The JMA guides the user by validating all parameters and data, ensuring that only fully configured jobs can be started. After execution, it makes the job and its results easily discoverable.

Crucially, the JMA establishes data lineage. It achieves this by tying all parameters and input/output data to the job and protecting them from deletion (optional). Since a computation’s result depends solely on its inputs, this process creates a permanent record, making it possible to always trace which data led to a specific output.

To start configuring a Job the desired ProcessingStep needs to be configured for a Job. From that the job will derive if further configuration is required.

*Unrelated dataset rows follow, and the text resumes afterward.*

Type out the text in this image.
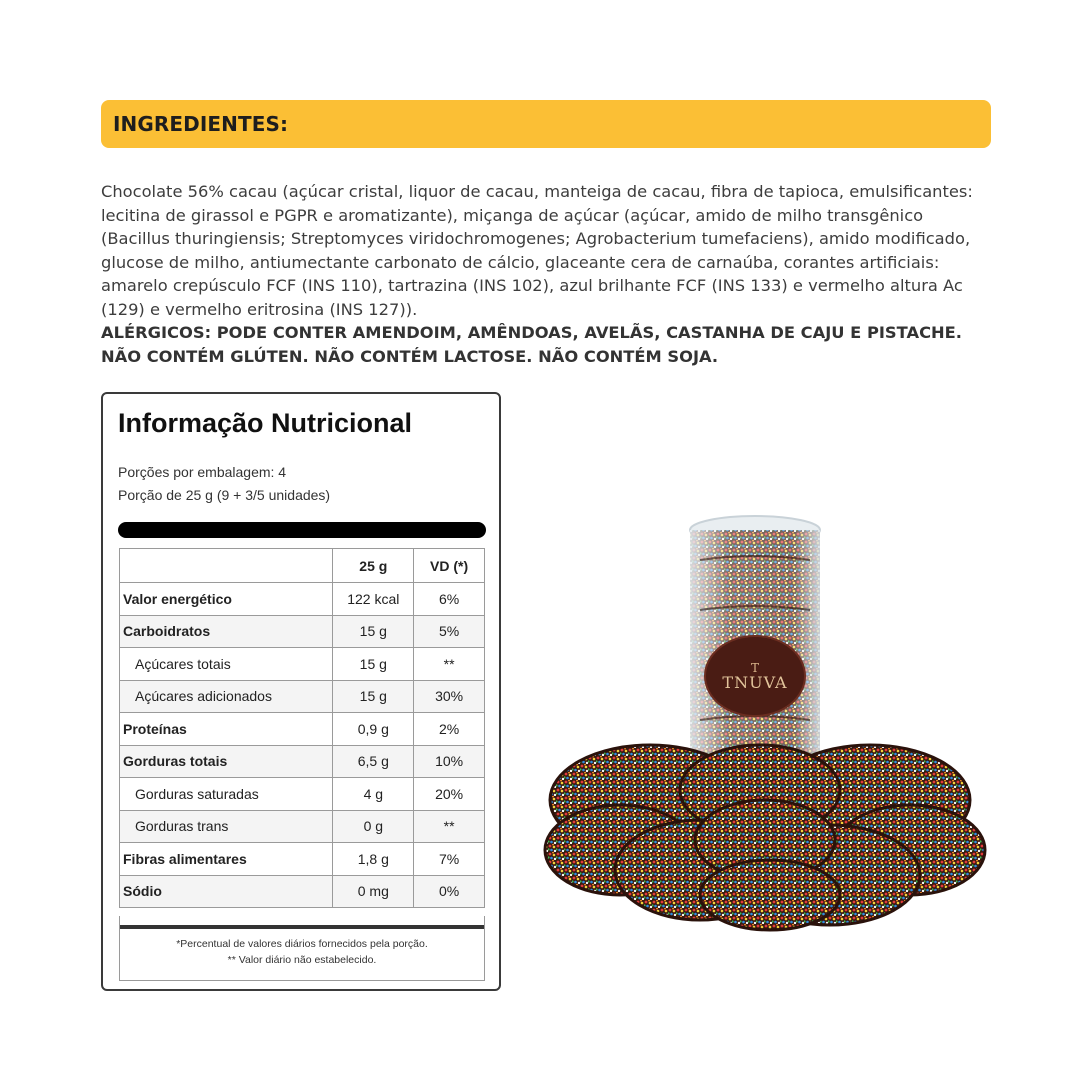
INGREDIENTES:

Chocolate 56% cacau (açúcar cristal, liquor de cacau, manteiga de cacau, fibra de tapioca, emulsificantes: lecitina de girassol e PGPR e aromatizante), miçanga de açúcar (açúcar, amido de milho transgênico (Bacillus thuringiensis; Streptomyces viridochromogenes; Agrobacterium tumefaciens), amido modificado, glucose de milho, antiumectante carbonato de cálcio, glaceante cera de carnaúba, corantes artificiais: amarelo crepúsculo FCF (INS 110), tartrazina (INS 102), azul brilhante FCF (INS 133) e vermelho altura Ac (129) e vermelho eritrosina (INS 127)).

ALÉRGICOS: PODE CONTER AMENDOIM, AMÊNDOAS, AVELÃS, CASTANHA DE CAJU E PISTACHE. NÃO CONTÉM GLÚTEN. NÃO CONTÉM LACTOSE. NÃO CONTÉM SOJA.

Informação Nutricional
Porções por embalagem: 4
Porção de 25 g (9 + 3/5 unidades)
	25 g	VD (*)
Valor energético	122 kcal	6%
Carboidratos	15 g	5%
Açúcares totais	15 g	**
Açúcares adicionados	15 g	30%
Proteínas	0,9 g	2%
Gorduras totais	6,5 g	10%
Gorduras saturadas	4 g	20%
Gorduras trans	0 g	**
Fibras alimentares	1,8 g	7%
Sódio	0 mg	0%
*Percentual de valores diários fornecidos pela porção.
** Valor diário não estabelecido.
T
TNUVA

For a job to be started it needs to be fully configured. The selected ProcessingStep will specify what is needed, parameters and or DataSlots.

Once configuration is complete a Job can be scheduled for execution. For that all configuration is compiled to to a JobOffer and passed to a proper worker for execution.

A job goes through several states from creation to completion.

---
title: Job states and transitions
---
stateDiagram-v2
  [*] --> Created
  state Created <<choice>>
  Created --> DataMissing: ProcessingStep selected, requires configuration
  Created --> ReadyForProcessing: ProcessingStep selected

  DataMissing --> ReadyForProcessing : Configuration complete

  ReadyForProcessing --> Pending: Job started by user
  Pending --> Processing : Job scheduled to worker

  Processing --> Completed: Worker completes
  Processing --> Error: Execution encounters error

  Error --> [*]
  Completed --> [*]

  %% not yet implemented
  %%Pending --> Canceled
  %%Processing --> Canceled
  %%Canceled --> [*]
  • Created: Job was created in the API, needs selection of a ProcessingStep
  • DataMissing: The Job requires configuration of parameters and or DataSlots
  • ReadyForProcessing: Job is configured with ProcessingStep and required data
  • Pending: The Job has been started by the user and waits for a Worker to execute it.
  • Processing: The Job is currently executed.
  • Completed: The Job is completed.
  • Error: During execution by a worker a error occurred and the Job failed.